Ortega sits in front of Teen Vogue and tells everything on camera the details behind the character’s recreation, which has earned him widespread critical praise, and which includes everything from a makeover to stopping blinking.

“During the first few weeks of shooting there was one take that I didn’t bat an eye on and Tim [Burton] She said ‘I don’t want you to blink again'”says the actress. “I didn’t even notice I wasn’t blinking, I was just passing by”. The moment they said ‘action’, Ortega “rebooted” his face. “To Tim [Burton] he really liked the ‘Kubrick’ look, where I look through my eyebrows”, To explain. This is the look of many of the most perverted characters Stanley Kubrick has captured on the big screen, such as the one played by Jack Nicholson in ‘The Shining’. In the case of Wednesday, enhances her piercing gaze and macabre doll lookso it is undoubtedly a success. “It’s a little intimidating”admits the actress.

* “After taking a photo where I didn’t blink, Tim Burton was so enamored with the result that he told Jenna Ortega not to blink an eye when he played on Wednesday. So Jenna didn’t bat an eye.”

Beyond the look, Burton was clear he wanted to update the look, but they were particularly lost in the hair department. The iconic braids needed to be kept, but they couldn’t recall those of the previous Wednesdays, they needed a clear distinction. They tried all kinds of braids, until they wore fringes as bangs. It worked, but at the same time it didn’t work, as Ortega recounts, until he had the idea: “What if I cut my hair for real?”. And they loved it. Also, she admits that when something works for Burton, “gets excited like a child”.

'Wednesday' frame

As for her movements, the actress didn’t move her arms and legs more than necessary, and she even joked in the interview that her posture improved as she always had to walk straight. Her voice wasn’t that distorted, because she wanted to keep the idea that despite everything, she Wednesday is a person (cold and calculating and creepy, but a person nonetheless), so she just changed the tone and the way of pronouncing some words a bit to match the more formal and erudite way of speaking.

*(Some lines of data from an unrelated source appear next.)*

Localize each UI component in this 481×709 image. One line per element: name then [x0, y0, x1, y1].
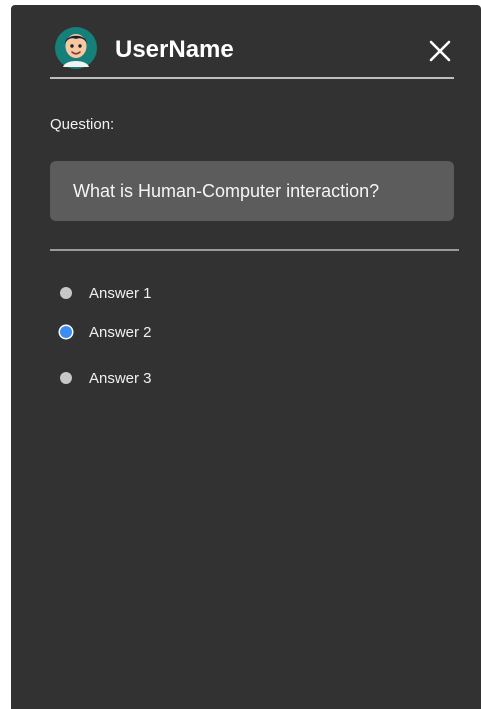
radio-button-3[interactable] — [60, 372, 72, 384]
question-box: What is Human-Computer interaction? — [50, 161, 454, 221]
question-panel: UserName Question: What is Human-Compute… — [11, 5, 481, 709]
user-avatar-icon — [55, 27, 97, 69]
answer-option-1[interactable]: Answer 1 — [60, 282, 152, 304]
answer-label-2: Answer 2 — [89, 323, 152, 341]
panel-header: UserName — [50, 25, 454, 79]
header-divider — [50, 77, 454, 79]
question-label: Question: — [50, 116, 115, 133]
answer-label-1: Answer 1 — [89, 284, 152, 302]
question-text: What is Human-Computer interaction? — [73, 181, 380, 201]
section-divider — [50, 249, 459, 251]
close-icon[interactable] — [428, 39, 452, 63]
answer-label-3: Answer 3 — [89, 369, 152, 387]
username-label: UserName — [115, 36, 234, 63]
radio-button-1[interactable] — [60, 287, 72, 299]
answer-option-2[interactable]: Answer 2 — [60, 321, 152, 343]
radio-button-2[interactable] — [60, 326, 72, 338]
answer-option-3[interactable]: Answer 3 — [60, 367, 152, 389]
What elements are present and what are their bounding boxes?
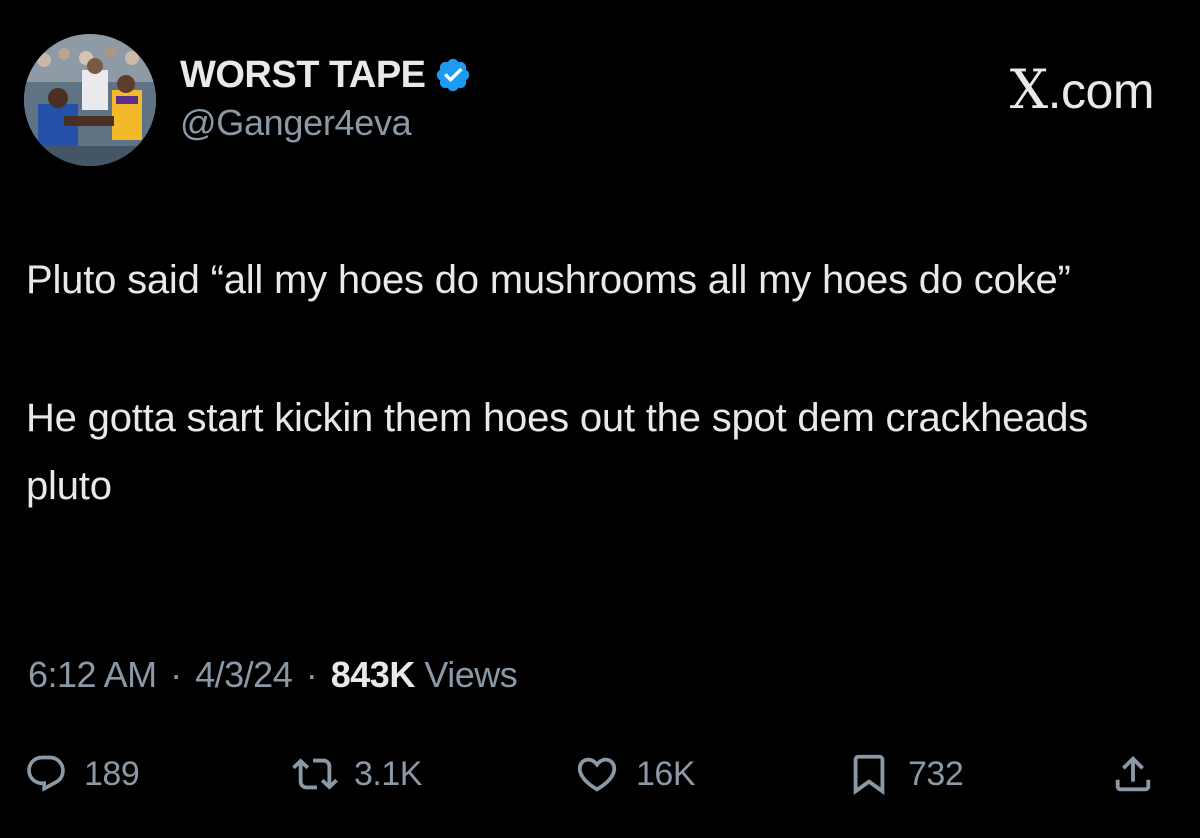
reply-button[interactable]: 189 <box>24 742 140 806</box>
retweet-button[interactable]: 3.1K <box>292 742 422 806</box>
speech-bubble-icon <box>27 755 65 792</box>
display-name-row: WORST TAPE <box>180 54 472 96</box>
author-handle[interactable]: @Ganger4eva <box>180 102 472 144</box>
tweet-date[interactable]: 4/3/24 <box>195 654 293 695</box>
tweet-card: WORST TAPE @Ganger4eva X.com Pluto said … <box>0 0 1200 838</box>
tweet-text: Pluto said “all my hoes do mushrooms all… <box>26 246 1166 520</box>
avatar[interactable] <box>24 34 156 166</box>
avatar-image <box>24 34 156 166</box>
author-info: WORST TAPE @Ganger4eva <box>180 54 472 144</box>
bookmark-icon <box>853 754 885 795</box>
reply-count: 189 <box>84 754 140 793</box>
tweet-time[interactable]: 6:12 AM <box>28 654 157 695</box>
tweet-paragraph: Pluto said “all my hoes do mushrooms all… <box>26 258 1071 302</box>
views-label: Views <box>424 654 518 695</box>
bookmark-count: 732 <box>908 754 964 793</box>
like-button[interactable]: 16K <box>574 742 696 806</box>
action-bar: 189 3.1K 16K 732 <box>0 742 1200 806</box>
meta-separator: · <box>305 654 318 695</box>
heart-icon <box>577 757 617 792</box>
display-name[interactable]: WORST TAPE <box>180 54 426 97</box>
retweet-arrows-icon <box>292 758 338 790</box>
tweet-paragraph: He gotta start kickin them hoes out the … <box>26 396 1089 508</box>
x-logo-icon: X <box>1009 58 1048 121</box>
views-count[interactable]: 843K <box>331 654 416 695</box>
like-count: 16K <box>636 754 696 793</box>
meta-separator: · <box>170 654 182 695</box>
brand-domain: .com <box>1047 63 1155 119</box>
bookmark-button[interactable]: 732 <box>846 742 964 806</box>
verified-badge-icon[interactable] <box>434 56 472 94</box>
share-button[interactable] <box>1110 742 1156 806</box>
retweet-count: 3.1K <box>354 754 422 793</box>
share-upload-icon <box>1115 755 1151 792</box>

While filming, the movements made her feel “a silent film actress”something he had always wanted to be. “This really encouraged me to balance the surrealism and realism of the series”, he claims. Plus, she’s not afraid to confirm that she’s very similar in character to her: “They always compared me to Wednesday, because I’m very dry and people never know if I’m serious or sarcastic”. Maybe that’s one of the keys to making her role as Wednesday Addams so gorgeous, but we can’t forget all the hard work the team put in…and the impression she makes when she’s not batting an eye!

Great performance without flinching

As revealing and accurate as the idea of ​​not blinking on “Wednesday” was, This is by no means the first time the technique has been used on screen. In “Scott Pilgrim vs. the World,” director Edgar Wright urged the actors to do it avoid blinking so that they look as straight out of a comic as possible. In “AI Artificial Intelligence,” Haley Joel Osment played a robot boy, so blinking wasn’t an option. “The trick is not to think too much about it. After the first week, I didn’t even blink an eye when they yelled ‘Cut’ at the end of a scene”the actor tells TV Guide.

Anthony Hopkins himself blinked as little as possible in ‘The Silence of the Lambs’, because according to what he said in an interview, he was inspired by a meeting “quite scary” she had dated a mentally unstable man in London. Hopkins realized that the man didn’t blink and as a great actor he decided to use him in his interpretation of Hannibal Lecter. For his part, teacher Michael Caine took it to another level: He spent eight years of his life trying not to blink, as he believed he could do his own interpretation “more mesmerizing”. Eventually she decided to blink in her daily life, but not to blink again as the camera was rolling.